1. Von der Fragestellung zur Untersuchung. Das Kapitel beginnt mit Beispielen von Forschungsprojekten. Diese Beispiele werden miteinander verglichen und in Beziehung zueinander gesetzt. Deutlich wird an dieser Erörterung, wie entscheidend die Formulierung der Forschungsfrage/ der Hypothesen ist. Die Rolle von Fragen, die Erhebung von Erfahrungsdaten und deren Erkenntnisgewinn werden zentral im ersten Kapitel bearbeitet. Wichtige Unterscheidungen werden getroffen, etwa Grundlagen- vs. Anwendungsforschung, empirische vs. analytische Fragen. Der Weg von Fragen zu Hypothesen wird aufgezeigt wie auch Funktionen wie Variablen. Am Ende des ersten Kapitels wird zusammenfassend der Ablauf einer empirischen Untersuchung dargestellt.
2. Daten erheben. In diesem vergleichsweise langen Kapitel (43 Seiten) wird die Datenerhebung facettenreich und umfassend behandelt. Themenfelder sind Messung und Operationalisierung, Kategorien und Häufigkeiten, Einschätzen und vergleichen. Gleichermaßen sorgfältig werden Bereiche wie Verhaltensbeobachtung, Interviews und Fragebögen betrachtet. Tests und Testtheorie runden das Kapitel ab.
3. Daten beschreiben. Inhalt des dritten Kapitels ist der sich an die Datenerhebung anschließende Arbeitsschritt in Forschungsprozessen: die Auswertung der Daten. Zentral werden deskriptive Statistiken angesprochen. Daten werden in diesem Zusammenhang tabellarisch oder grafisch zusammengefasst und durch mathematische Kennwerte beschrieben. In den ersten beiden Abschnitten des Kapitels werden typische Arten der Aufbereitung von Daten mittels Tabellen, Grafiken und statistischen Kennwerten vorgestellt. Der dritte Teil des Kapitels behandelt einige Varianten suggestiver und verschleiernder Datenpräsentation. Anhand dieser Auseinandersetzung können Manipulationen erkannt werden.
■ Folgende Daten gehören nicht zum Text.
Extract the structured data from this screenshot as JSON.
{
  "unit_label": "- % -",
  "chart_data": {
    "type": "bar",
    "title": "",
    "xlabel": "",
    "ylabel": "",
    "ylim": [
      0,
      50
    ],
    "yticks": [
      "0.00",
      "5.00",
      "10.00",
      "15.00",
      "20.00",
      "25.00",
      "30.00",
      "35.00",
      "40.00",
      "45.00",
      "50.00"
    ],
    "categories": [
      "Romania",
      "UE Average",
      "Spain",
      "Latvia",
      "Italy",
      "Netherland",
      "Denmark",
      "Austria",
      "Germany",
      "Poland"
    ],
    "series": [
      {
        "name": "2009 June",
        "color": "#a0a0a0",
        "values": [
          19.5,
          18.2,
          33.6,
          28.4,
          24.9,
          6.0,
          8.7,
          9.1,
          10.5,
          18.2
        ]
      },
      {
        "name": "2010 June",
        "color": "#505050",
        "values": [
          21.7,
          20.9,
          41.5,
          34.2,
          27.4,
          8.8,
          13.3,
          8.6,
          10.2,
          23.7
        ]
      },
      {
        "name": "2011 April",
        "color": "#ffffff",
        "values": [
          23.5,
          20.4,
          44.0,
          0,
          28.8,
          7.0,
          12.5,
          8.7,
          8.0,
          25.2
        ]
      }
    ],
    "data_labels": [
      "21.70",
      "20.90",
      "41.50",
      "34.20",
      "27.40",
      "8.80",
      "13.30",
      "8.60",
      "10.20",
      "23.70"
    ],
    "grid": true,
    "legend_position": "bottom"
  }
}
4. Repräsentativität und Genauigkeit von Stichproben. Im Gegensatz zur beschreibenden bzw. deskriptiven Statistik geht es im vierten Kapitel um die Interferenz-Statistik (schließende Statistik). Es werden die wichtigen Fragen behandelt, ob eine Stichprobe repräsentativ ist und wie genau sich die Verhältnisse in der Population durch die Stichprobe schätzen lassen. Die Merkmale verschiedener Auswahlverfahren werden analysiert und dargestellt, wie die Genauigkeit von Stichprobenergebnissen bestimmt werden kann. Für diese thematischen Bereiche ist eine Auseinandersetzung mit den Gütekriterien für Kennwertschätzungen unverzichtbar.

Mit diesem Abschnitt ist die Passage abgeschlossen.